Nuancer mon besoin de reconnaissance, celui d’être validé par mes proches 

Au fond, ce qui m’aminait dans tout ça, c’était la reconnaissance que j’aurais pu avoir, comme si je devais compenser quelque chose que je n’avais pas assez reçu de la part de mes parents. Toutes les blessures subies pendant l’enfance, ça laisse des traces indélébiles dans l’âme. Ça nous conditionne pour le reste de notre vie. J’ai fait du sport ma thérapie pour guérir et être en paix avec tout ça.
Mais finalement, ai-je fait le bon choix ?

Pour être honnête, je ne suis pas sûr qu’entretenir mon besoin de reconnaissance, puis de le satisfaire par le biais de performances sportives, m’a beaucoup aidé. Ça ne faisait que nourrir mon insatiable faim d’être validé par mon entourage. Un peu comme une drogue : on en prend une fois, et on en redemande plus fréquemment et à plus grandes doses.
Prenons l’exemple d’un runner. Une fois qu'il a couru un marathon, celui-ci va vouloir s’illustrer sur une plus grande distance, puis augmenter encore et encore, toujours dans le but d’impressionner de plus en plus ses proches. 

Je préfère briser ce cercle vicieux bien avant.
Je veux travailler sur ma relation vis-à-vis du sport. Je ne cours pas pour rendre fier qui que ce soit. Je cours pour moi, pour mon propre plaisir. Bien sûr, mon besoin de reconnaissance ne s’éliminera jamais à 100%, ça restera un mélange d’émotions.

Aujourd’hui, je suis conscient que, naturellement, je veux être encore validé par mon entourage. Quand j’entreprends de faire une course ou d’aller m’entraîner, je me pose donc toujours la question : 

“Est-ce que je le fais pour moi ? Ou…
Pour frimer sur Strava, Instagram, montrer à la terre entière que je cours alors qu’il fait froid ?
Est-ce que je cours pour recevoir des compliments de ma copine, de mes amis, de mes collègues ?”
 

Si je cours 3 km, j’ai couru pour rien — selon la pensée populaire. Je tiens compte très (ou trop) souvent de l’avis des autres pour me remettre en question.
Mais au final, qui est-ce qui court ces 3 km ? Moi ou les autres ? 

C’est bel et bien moi.
Je suis celui qui ressent directement les bénéfices sur mon esprit et mon corps, pas les donneurs de conseils.
Alors depuis quelques semaines, quelques mois, j’essaie de me souvenir que je cours pour moi, pas pour les autres. 

Surfer sur la critique de ma performance

En cas de contre-performance, j’étais aussi tiraillé par la peur de décevoir ma famille et mon entraîneur.
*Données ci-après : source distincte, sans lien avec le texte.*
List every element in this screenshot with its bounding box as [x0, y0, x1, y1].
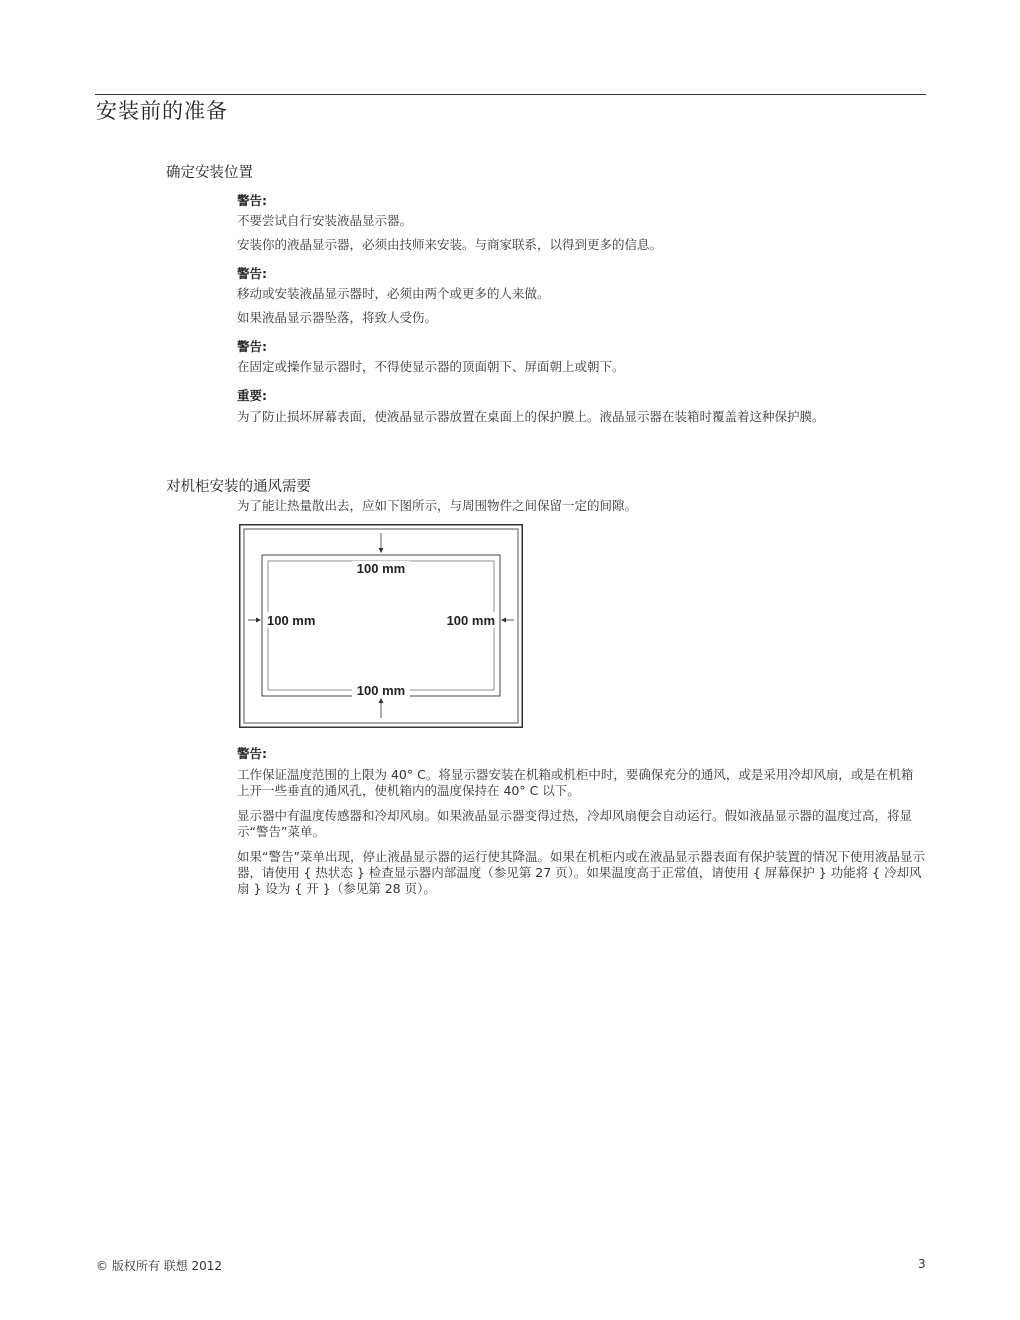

Un blâme, des reproches rabaissants du style : 

“Qu’est-ce que tu as fait là ? T’es pas à l’entraînement ici, on est pas venu pour faire de la figuration.”

C’était monnaie courante. Il y en a pour qui ce genre d’entraînement “à la dure” fonctionne très bien. Pour moi, c’est tout l’inverse. Ma confiance en moi dégringole, je préfère de loin les encouragements qu’on retrouve dans les bons vieux bouquins de développement personnel. 

“Même si tu as fini dernier aujourd’hui, tu en as plus appris sur toi-même qu’en étant premier, dans la facilité”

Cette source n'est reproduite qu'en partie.